Courtesy of Warner Brothers/Petti Perret
Rooted in a world where big business controls politicians to the point where stump speeches sound like late-night infomercials, “The Campaign” is a fitting satire for the scandals of modern politics.
This is a movie that thrives on its premise. Set in North Carolina, incumbent congressman Cam Brady (Will Ferrell, “The Other Guys”) is a glad-handing, philandering fool who has run unopposed for the last few elections. After Brady becomes embroiled in a sex scandal, a pair of multinational corporation-owning businessmen named the Motch brothers, played by Dan Aykroyd (“War, Inc.”) and John Lithgow (“Rise of the Planet of the Apes”), decide it’s time to install a new congressman more favorable to their business interests. They back Marty Huggins (Zach Galifianakis, “The Hangover”), a cardigan-wearing wuss who speaks in an effeminate Southern drawl, to challenge Brady.
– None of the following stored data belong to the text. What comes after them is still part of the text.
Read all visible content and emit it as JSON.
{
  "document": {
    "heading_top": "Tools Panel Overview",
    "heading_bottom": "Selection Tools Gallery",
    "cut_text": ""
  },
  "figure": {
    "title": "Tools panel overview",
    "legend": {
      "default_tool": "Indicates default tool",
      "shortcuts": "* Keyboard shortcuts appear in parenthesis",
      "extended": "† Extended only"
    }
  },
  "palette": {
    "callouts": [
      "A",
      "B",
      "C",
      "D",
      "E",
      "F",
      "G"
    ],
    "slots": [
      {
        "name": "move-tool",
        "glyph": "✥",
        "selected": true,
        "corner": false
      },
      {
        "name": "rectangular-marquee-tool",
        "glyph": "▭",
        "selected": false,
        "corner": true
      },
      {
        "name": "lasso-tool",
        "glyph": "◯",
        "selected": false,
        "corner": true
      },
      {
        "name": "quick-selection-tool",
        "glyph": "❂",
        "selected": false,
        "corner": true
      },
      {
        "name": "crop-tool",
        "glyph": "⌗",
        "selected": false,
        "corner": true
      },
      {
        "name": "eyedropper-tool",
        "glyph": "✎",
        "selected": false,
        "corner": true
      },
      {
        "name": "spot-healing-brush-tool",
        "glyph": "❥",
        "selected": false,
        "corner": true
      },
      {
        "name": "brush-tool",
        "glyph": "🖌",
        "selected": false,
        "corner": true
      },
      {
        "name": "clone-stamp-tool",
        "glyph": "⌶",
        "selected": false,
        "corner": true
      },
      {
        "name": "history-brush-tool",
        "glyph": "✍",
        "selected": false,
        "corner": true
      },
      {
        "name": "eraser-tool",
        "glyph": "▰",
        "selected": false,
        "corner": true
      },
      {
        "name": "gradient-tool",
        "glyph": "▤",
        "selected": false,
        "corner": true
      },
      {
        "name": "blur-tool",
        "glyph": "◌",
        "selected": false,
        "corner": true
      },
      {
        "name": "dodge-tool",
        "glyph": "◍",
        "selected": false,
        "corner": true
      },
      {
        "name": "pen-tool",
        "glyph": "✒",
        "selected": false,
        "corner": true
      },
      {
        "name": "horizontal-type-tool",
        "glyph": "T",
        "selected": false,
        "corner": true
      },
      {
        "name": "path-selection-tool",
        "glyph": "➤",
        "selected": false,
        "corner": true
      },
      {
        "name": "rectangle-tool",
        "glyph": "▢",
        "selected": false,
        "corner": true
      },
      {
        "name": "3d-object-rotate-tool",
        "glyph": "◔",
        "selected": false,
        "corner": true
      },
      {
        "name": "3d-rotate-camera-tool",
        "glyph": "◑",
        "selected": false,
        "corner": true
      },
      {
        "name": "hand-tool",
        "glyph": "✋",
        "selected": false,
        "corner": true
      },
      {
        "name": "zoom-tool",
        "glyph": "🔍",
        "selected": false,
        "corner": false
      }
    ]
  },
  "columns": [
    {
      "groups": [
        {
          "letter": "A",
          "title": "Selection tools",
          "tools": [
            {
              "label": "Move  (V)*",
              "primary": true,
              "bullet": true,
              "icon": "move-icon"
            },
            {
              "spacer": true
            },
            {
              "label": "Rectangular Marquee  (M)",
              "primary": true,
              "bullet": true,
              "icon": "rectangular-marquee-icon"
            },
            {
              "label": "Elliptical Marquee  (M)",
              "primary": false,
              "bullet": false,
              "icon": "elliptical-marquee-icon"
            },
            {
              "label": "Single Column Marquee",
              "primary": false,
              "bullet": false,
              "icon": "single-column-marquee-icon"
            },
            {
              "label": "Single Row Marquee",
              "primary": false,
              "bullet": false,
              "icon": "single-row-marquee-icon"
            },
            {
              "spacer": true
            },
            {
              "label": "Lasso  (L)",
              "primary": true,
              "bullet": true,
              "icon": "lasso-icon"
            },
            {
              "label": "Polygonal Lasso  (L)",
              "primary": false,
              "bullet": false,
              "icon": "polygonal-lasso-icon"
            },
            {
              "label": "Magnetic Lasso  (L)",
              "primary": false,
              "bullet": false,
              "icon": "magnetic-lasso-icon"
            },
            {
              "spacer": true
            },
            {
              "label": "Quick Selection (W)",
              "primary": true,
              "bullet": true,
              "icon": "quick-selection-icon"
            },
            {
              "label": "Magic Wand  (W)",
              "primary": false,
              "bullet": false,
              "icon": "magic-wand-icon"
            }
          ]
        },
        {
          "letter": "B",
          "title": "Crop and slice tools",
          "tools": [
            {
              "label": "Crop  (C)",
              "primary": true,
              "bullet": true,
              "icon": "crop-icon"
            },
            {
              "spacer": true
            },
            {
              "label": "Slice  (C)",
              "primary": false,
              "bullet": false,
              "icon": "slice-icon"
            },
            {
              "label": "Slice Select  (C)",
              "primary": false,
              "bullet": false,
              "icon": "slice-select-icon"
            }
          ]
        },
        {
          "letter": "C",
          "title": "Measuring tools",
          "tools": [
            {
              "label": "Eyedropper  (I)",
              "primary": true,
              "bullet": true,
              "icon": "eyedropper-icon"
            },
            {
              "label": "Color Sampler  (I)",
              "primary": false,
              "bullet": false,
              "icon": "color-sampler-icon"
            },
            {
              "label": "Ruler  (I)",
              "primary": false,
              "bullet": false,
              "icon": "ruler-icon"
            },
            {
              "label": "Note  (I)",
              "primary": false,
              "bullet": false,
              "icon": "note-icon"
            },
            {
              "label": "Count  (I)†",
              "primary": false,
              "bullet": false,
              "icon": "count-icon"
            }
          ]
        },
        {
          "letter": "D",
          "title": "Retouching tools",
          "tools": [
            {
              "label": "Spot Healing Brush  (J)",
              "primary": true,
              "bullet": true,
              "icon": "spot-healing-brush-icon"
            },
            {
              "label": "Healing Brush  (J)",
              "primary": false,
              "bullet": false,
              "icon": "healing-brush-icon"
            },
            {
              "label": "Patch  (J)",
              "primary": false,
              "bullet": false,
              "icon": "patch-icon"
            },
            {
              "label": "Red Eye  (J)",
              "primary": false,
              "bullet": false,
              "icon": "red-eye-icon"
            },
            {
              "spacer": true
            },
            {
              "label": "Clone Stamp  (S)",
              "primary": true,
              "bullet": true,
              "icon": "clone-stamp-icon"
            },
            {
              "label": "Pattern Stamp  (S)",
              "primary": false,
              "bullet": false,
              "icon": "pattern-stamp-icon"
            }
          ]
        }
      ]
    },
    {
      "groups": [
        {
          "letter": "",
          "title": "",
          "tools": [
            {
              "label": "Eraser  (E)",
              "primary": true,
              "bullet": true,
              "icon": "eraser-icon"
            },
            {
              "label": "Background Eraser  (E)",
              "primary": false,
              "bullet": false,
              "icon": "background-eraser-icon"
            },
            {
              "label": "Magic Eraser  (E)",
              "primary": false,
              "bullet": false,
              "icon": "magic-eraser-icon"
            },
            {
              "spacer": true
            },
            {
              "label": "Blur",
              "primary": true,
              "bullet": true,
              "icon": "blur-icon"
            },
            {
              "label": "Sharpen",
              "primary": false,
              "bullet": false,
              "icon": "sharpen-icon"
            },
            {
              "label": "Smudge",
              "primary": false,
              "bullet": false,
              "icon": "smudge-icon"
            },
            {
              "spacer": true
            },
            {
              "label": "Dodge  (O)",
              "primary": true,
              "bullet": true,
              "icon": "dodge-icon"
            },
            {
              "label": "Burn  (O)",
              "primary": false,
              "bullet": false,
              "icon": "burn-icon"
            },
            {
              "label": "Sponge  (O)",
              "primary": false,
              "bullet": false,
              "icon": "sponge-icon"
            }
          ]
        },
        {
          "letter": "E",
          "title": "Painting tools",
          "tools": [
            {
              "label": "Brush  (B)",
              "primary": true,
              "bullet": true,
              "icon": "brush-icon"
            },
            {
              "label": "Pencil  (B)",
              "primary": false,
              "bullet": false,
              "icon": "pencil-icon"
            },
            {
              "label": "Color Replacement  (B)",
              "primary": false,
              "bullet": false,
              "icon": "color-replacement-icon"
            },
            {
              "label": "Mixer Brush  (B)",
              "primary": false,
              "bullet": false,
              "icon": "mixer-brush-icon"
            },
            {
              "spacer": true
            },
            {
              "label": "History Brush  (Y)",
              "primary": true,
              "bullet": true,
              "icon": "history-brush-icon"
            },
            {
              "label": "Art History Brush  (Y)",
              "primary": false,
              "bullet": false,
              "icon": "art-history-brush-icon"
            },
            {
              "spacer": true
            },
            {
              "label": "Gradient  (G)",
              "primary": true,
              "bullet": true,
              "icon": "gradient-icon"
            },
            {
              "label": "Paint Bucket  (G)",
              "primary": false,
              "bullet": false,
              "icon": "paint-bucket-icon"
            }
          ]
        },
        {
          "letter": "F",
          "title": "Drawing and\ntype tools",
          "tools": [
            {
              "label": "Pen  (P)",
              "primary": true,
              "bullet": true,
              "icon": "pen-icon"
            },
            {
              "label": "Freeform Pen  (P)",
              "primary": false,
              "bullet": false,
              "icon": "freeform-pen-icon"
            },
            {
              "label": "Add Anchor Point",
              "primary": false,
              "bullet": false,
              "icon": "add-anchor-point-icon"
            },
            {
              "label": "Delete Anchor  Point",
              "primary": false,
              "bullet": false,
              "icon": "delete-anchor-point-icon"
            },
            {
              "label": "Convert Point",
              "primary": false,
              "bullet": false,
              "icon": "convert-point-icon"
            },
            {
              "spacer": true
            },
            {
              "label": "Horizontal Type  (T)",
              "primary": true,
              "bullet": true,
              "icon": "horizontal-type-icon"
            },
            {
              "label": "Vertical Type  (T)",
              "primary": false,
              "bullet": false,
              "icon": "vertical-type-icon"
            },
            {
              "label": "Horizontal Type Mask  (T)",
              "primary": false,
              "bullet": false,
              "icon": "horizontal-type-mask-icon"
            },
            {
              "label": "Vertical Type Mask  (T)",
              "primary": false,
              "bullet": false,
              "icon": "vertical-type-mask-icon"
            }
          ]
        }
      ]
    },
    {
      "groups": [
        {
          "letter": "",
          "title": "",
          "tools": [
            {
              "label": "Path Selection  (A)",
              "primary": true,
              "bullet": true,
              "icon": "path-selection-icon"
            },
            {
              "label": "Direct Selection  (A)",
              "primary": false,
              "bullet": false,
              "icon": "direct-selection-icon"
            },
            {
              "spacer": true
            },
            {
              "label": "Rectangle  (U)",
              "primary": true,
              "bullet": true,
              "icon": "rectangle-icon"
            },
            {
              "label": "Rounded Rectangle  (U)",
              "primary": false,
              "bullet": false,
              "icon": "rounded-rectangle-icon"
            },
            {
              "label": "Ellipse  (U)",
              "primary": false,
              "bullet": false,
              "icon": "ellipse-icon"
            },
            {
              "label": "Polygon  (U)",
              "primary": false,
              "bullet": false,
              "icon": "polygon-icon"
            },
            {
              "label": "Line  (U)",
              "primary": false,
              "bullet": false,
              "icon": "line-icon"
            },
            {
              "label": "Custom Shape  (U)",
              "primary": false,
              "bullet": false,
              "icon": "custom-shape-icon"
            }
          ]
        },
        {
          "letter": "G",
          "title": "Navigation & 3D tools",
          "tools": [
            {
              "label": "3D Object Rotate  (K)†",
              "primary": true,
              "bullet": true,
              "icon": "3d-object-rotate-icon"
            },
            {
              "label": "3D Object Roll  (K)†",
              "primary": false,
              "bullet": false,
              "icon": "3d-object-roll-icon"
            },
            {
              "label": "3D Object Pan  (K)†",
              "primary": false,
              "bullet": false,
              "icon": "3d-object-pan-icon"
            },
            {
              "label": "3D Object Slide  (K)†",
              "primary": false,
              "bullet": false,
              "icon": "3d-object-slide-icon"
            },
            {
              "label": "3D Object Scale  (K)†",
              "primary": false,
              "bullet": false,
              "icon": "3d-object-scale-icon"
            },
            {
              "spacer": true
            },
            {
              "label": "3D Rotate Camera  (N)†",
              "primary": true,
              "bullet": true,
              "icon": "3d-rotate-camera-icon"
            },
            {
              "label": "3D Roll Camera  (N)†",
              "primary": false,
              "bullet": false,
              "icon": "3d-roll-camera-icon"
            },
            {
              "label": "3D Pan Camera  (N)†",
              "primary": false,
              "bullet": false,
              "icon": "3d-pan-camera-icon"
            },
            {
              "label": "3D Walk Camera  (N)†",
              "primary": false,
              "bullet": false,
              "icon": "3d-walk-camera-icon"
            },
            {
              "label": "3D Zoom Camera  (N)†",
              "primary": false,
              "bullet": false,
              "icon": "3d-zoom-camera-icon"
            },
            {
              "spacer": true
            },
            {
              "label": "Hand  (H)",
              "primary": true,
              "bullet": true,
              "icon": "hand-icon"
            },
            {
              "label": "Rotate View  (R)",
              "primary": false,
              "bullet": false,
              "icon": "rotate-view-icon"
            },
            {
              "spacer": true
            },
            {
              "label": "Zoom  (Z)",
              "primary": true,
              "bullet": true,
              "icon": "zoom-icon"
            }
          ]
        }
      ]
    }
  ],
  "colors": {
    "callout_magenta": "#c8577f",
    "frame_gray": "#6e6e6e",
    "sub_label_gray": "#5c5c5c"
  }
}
While the fun of the movie is watching the two candidates sink lower and lower to try to hurt one another’s election chances, the real heart is seeing the political race depicted as a complete farce. Neither candidate has anything of worth to say, with Brady throwing out patriotic rhetoric (his slogan is “America, Jesus and freedom”) while Huggins adopts a vague back-to-values platform that insists “It’s a mess!” without ever defining what exactly the mess is.
Because of this, the movie is technically non-partisan. Both candidates are Republican, but no actual Republican ideology is ridiculed. Instead, the political hopefuls compete with each other through alpha-male posturing, trying to prove who the better father, husband and breadwinner is. Before he even begins the race, Huggins gets a total life makeover with gun racks and oil paintings of eagles hung on his walls. He even has to replace his two pugs with a brown lab and a golden retriever because those breeds tested better with focus groups.
The most important question for a comedy, though, is: is it funny? Yeah, it’s pretty funny. You probably won’t be dying in your seat with laughter, but you’ll be entertained. Ferrell is great in his role as he combines his reprised roles of President George W. Bush and Ron Burgundy. Galifianakis’ skill at playing naïve characters is used in a different way than usual, but it still works. The two roles are rooted in each comedian’s sense of humor, so fans of either will be pleased. The supporting cast has some great performances as well. Unfortunately, Lithgow and Aykroyd as the Motch brothers don’t seem to be savoring their roles and, consequently, come off as dull.
The movie does rely a bit too heavily on gross-out humor. Some of it comes with the territory since the plot deals in part with sex scandals, but it seems like a crutch occasionally. If you have two rich wells of political humor and character-driven humor to draw from, why have so many jokes about genetalia?
It could be because, as a straight-up comedy, the movie is weaker than the highest points of Ferrell’s and Galifianakis’ respective careers. If you’re going to “The Campaign” expecting to pure hilarity on par with “Anchorman”, you’ll be slightly disappointed. However, if you’re in the market for a topical political satire that will make you laugh throughout, “The Campaign” is an excellent candidate.